Ce relevé récapitule vos sinistres des cinq dernières années et votre coefficient actuel. Il vous sera demandé à la souscription, alors autant l’obtenir avant de résilier.

Attention à une confusion fréquente : résilier soi-même n’a rien à voir avec être résilié par son assureur. Une résiliation à votre initiative ne laisse aucune trace défavorable et ne complique en rien une future souscription. À l’inverse, une résiliation prononcée par la compagnie après sinistres ou impayés figure au relevé et restreint le choix de contrats.

Personnes récupérant les clés d’une voiture chez un concessionnaire
Le coefficient de réduction suit l’assuré, pas la compagnie : changer d’assureur ne fait pas perdre le bonus.

Les erreurs à ne pas commettre

  • Résilier avant d’avoir souscrit ailleurs. Un seul jour sans couverture suffit à vous mettre en infraction, et le véhicule reste concerné même à l’arrêt sur la voie publique.
  • Envoyer un courrier simple. Sans preuve d’envoi, un assureur qui conteste la date vous laisse sans recours.
  • Confondre suspension et résiliation après une vente. La garantie s’arrête, les prélèvements continuent tant que vous n’avez rien demandé.
  • Oublier de réclamer le relevé d’information. Il conditionne la reprise de votre bonus chez le nouvel assureur.
  • Invoquer une hausse de cotisation sans vérifier la clause. Ce motif n’existe que si le contrat le prévoit expressément.
  • Laisser courir le délai de trois mois après un déménagement ou un changement d’emploi. Passé ce terme, le motif n’est plus recevable.

Questions fréquentes

Faut-il une raison pour résilier son assurance auto ?

Non, dès lors que le contrat a plus de douze mois ou que vous respectez le préavis d’échéance. Le motif ne redevient nécessaire qu’au cours de la première année, hors période d’échéance.

Combien de temps faut-il pour que la résiliation soit effective ?

Un mois à partir de la réception de la demande, pour une résiliation au titre de la loi Hamon comme pour un changement de situation. À l’échéance, la couverture s’arrête à la date d’échéance elle-même, à condition d’avoir respecté le préavis.

Le nouvel assureur fait-il vraiment la démarche à ma place ?

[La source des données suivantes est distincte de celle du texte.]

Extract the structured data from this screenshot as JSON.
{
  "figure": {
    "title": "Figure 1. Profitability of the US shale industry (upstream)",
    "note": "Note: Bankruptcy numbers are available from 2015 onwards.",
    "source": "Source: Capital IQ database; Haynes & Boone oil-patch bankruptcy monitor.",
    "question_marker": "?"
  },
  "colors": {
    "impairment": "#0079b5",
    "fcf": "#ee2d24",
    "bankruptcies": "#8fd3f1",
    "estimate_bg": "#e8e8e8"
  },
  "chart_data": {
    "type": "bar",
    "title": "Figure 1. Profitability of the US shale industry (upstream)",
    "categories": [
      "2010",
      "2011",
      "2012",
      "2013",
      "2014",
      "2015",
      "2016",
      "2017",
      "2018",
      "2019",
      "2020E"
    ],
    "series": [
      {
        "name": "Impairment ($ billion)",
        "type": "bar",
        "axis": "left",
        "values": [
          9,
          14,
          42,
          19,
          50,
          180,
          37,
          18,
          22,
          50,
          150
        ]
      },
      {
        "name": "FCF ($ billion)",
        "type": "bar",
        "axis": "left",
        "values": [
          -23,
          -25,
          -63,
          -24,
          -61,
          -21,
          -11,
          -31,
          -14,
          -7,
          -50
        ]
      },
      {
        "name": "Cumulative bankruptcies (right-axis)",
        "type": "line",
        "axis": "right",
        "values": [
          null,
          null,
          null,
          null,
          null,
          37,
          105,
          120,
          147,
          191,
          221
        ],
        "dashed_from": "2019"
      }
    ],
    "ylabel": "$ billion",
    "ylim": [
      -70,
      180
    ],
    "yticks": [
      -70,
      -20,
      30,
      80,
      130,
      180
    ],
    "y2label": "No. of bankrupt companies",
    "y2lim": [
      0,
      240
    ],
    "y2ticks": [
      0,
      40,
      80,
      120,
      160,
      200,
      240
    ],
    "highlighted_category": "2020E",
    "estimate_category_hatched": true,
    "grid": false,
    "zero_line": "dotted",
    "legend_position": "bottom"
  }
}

Oui pour l’assurance automobile, qui est obligatoire. Le nouvel assureur adresse la demande et coordonne les dates. Vérifiez tout de même la date de fin de l’ancien contrat sur la confirmation qu’il vous envoie : c’est là que se glissent les rares erreurs.

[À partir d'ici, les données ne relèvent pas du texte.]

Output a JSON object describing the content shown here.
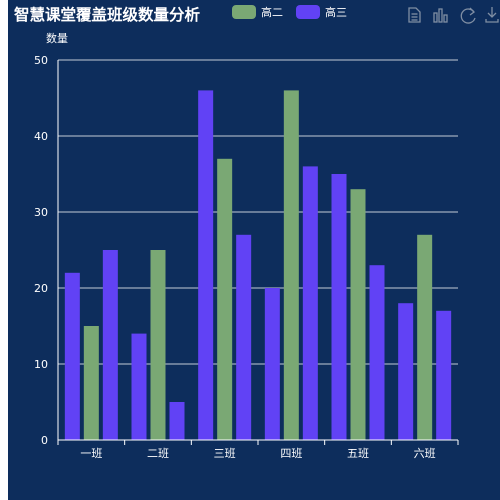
{
  "colors": {
    "background": "#0d2d5c",
    "text": "#ffffff",
    "toolbox": "#7f8ea3",
    "grid": "#ffffff"
  },
  "toolbox": {
    "icons": [
      "data-view-icon",
      "bar-chart-icon",
      "restore-icon",
      "save-image-icon"
    ]
  },
  "chart_data": {
    "type": "bar",
    "title": "智慧课堂覆盖班级数量分析",
    "ylabel": "数量",
    "xlabel": "",
    "ylim": [
      0,
      50
    ],
    "yticks": [
      0,
      10,
      20,
      30,
      40,
      50
    ],
    "grid": true,
    "legend_position": "top",
    "categories": [
      "一班",
      "二班",
      "三班",
      "四班",
      "五班",
      "六班"
    ],
    "series": [
      {
        "name": "",
        "color": "#6142f5",
        "values": [
          22,
          14,
          46,
          20,
          35,
          18
        ],
        "legend": false
      },
      {
        "name": "高二",
        "color": "#7aa874",
        "values": [
          15,
          25,
          37,
          46,
          33,
          27
        ],
        "legend": true
      },
      {
        "name": "高三",
        "color": "#6142f5",
        "values": [
          25,
          5,
          27,
          36,
          23,
          17
        ],
        "legend": true
      }
    ]
  }
}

Peut-on résilier une assurance auto le premier mois ?

Seulement avec un motif prévu par le code des assurances, ou dans le cadre du droit de rétractation de quatorze jours qui s’applique aux contrats conclus à distance ou par démarchage. Passé ce délai et sans motif, il faut attendre la première échéance ou les douze mois.

Que faire si l’assureur ne répond pas ?

Relancez par recommandé en rappelant la date du premier envoi. Sans suite, saisissez le service réclamations de la compagnie, puis le médiateur de l’assurance, gratuit et accessible en ligne, après deux mois sans réponse satisfaisante.

En résumé

Passé douze mois, la loi Hamon vous laisse partir quand bon vous semble, sans motif, sans frais, et c’est le nouvel assureur qui s’occupe de tout. Avant cette date, la résiliation à l’échéance avec un préavis de deux mois reste ouverte, et la loi Chatel vous donne vingt jours de plus si l’avis vous parvient en retard.

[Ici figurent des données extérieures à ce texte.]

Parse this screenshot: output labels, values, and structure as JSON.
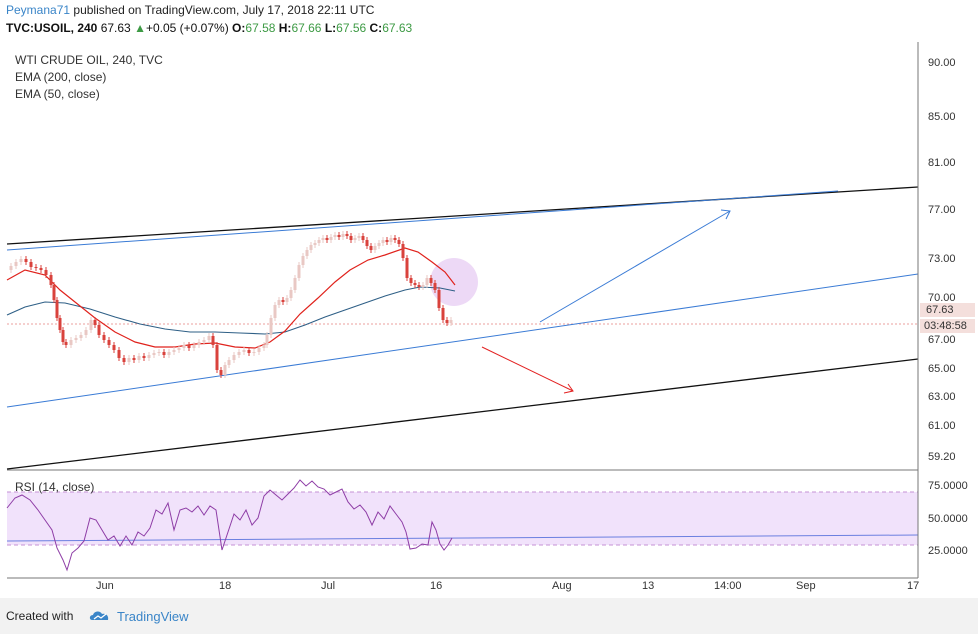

Pendant la première année, seuls un changement de domicile, de situation matrimoniale, de profession, un départ à la retraite ou la vente du véhicule ouvrent la porte, dans les trois mois suivant l’événement. Dans tous les cas, souscrivez ailleurs avant de résilier, envoyez votre demande en recommandé, et réclamez votre relevé d’information.